Financial advisory firms in NZ are typically trading between one- to four-times recurring revenue depending on income source and a range of qualitative factors, according to a new report published by the Milestone Financial group.
The Milestone analysis shows insurance-based advisory firms tend to secure the higher-end recurring revenue-based prices while those practices where average per-client annual fees amount to $3,000 or less sit at the lower end of the sales spectrum.
“It is not easy to accurately compile this sort of information in the NZ market because transactions are usually executed privately,” the report says. “The multiples above are based on discernible transactions in the New Zealand market over the past 3 years and from Australian sources over the 2020 calendar year.”
Recurring revenue tends to be the most popular valuation model in NZ, especially for the one- to two-adviser businesses that represent the majority in this country, but the Milestone ‘Future ready’ study says prices referencing gross underlying profit – earning before interest and tax (EBIT) – are also increasingly common.
Profit-based multiples range from four-times for a minority holding in a larger business to seven-times for big financial planning firm.
“While the partial equity multiples are sourced from Australia, a larger business in the NZ context will be generating revenue in excess of $2.5M and therefore the numbers above could well apply here,” the report says.
In general, financial advisory firms sell at higher multiples than other professional services businesses such as accountancy, according to the paper.
The Milestone study, which covers broader succession-planning issues, comes at an opportune time in an industry poised for generational and regulatory change.
As well as valuation methodologies, the comprehensive report covers more qualitative factors involved in financial advisory business merger and acquisition deals such as cultural fit and disclosure expectations.
“The financial services industry is facing a rejuvenation process.
With the average age of private practitioners well into the late 50s, there are many opportunities for young and old to work together towards mutually assured success,” the report says. “Ensuring these opportunities are correctly assessed, developed and fulfilled can be difficult however.”
The paper also includes a number of real-life case studies to illustrate some of the dos and don’ts in buying or selling advice businesses.
Richard Holden, Milestone principal adviser, says in the report: “There is much to learn from shared experiences. Those within should help clarify approaches and inform decisions on how to make the big moves in your adviser career.”

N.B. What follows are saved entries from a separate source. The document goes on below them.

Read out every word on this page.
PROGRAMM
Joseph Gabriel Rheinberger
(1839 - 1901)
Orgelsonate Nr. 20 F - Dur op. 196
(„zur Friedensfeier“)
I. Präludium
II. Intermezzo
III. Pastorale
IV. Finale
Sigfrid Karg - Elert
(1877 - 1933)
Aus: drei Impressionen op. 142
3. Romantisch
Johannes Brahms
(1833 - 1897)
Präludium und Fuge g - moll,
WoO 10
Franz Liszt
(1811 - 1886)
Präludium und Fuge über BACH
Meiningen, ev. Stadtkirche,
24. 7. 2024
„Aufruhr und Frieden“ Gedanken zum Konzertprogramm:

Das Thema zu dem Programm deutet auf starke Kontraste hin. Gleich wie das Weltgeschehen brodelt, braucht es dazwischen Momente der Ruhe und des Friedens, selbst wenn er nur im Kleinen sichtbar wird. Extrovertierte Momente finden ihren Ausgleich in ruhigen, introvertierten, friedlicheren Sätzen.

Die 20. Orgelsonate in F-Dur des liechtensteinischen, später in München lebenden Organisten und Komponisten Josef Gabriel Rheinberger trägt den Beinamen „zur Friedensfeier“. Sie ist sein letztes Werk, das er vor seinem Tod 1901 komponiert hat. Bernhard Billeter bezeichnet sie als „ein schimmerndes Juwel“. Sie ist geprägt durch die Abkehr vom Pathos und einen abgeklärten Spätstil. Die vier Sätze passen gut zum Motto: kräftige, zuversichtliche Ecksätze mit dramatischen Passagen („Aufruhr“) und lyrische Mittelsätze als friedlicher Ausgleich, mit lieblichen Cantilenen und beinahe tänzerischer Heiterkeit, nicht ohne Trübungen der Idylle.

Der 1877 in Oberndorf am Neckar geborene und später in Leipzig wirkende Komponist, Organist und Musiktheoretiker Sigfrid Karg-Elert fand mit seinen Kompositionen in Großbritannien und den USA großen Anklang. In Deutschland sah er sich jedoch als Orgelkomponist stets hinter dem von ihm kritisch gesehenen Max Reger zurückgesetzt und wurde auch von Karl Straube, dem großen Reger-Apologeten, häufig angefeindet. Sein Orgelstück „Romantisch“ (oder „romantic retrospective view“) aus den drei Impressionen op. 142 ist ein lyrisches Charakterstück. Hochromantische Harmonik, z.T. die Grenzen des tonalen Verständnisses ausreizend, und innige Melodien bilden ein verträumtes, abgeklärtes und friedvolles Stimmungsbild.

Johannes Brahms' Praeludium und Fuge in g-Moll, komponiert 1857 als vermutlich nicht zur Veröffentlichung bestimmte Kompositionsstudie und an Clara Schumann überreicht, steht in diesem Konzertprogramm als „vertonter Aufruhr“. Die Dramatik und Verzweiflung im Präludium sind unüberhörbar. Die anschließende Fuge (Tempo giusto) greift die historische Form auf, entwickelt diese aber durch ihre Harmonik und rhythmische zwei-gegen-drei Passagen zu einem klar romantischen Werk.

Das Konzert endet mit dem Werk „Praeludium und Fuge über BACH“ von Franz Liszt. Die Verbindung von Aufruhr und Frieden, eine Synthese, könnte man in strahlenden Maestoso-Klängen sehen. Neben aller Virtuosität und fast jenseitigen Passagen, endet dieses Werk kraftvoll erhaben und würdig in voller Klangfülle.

Milestone operates as a national joint venture co-operative featuring five core firms, two ‘aligned’ businesses and 12 other practices using the group’s services but remaining under their own brands.
Overall, the network represents some $1.5 billion of investment assets and $5 million of annual recurring insurance revenue.
“Milestone practices have completed 21 business succession transactions, with eight JV transactions involving transfers in and out of the group. We have conducted due diligence on a further 30 businesses,” the report says. “Through this process, we have looked at many high-quality businesses and encountered a wide range of succession environments.”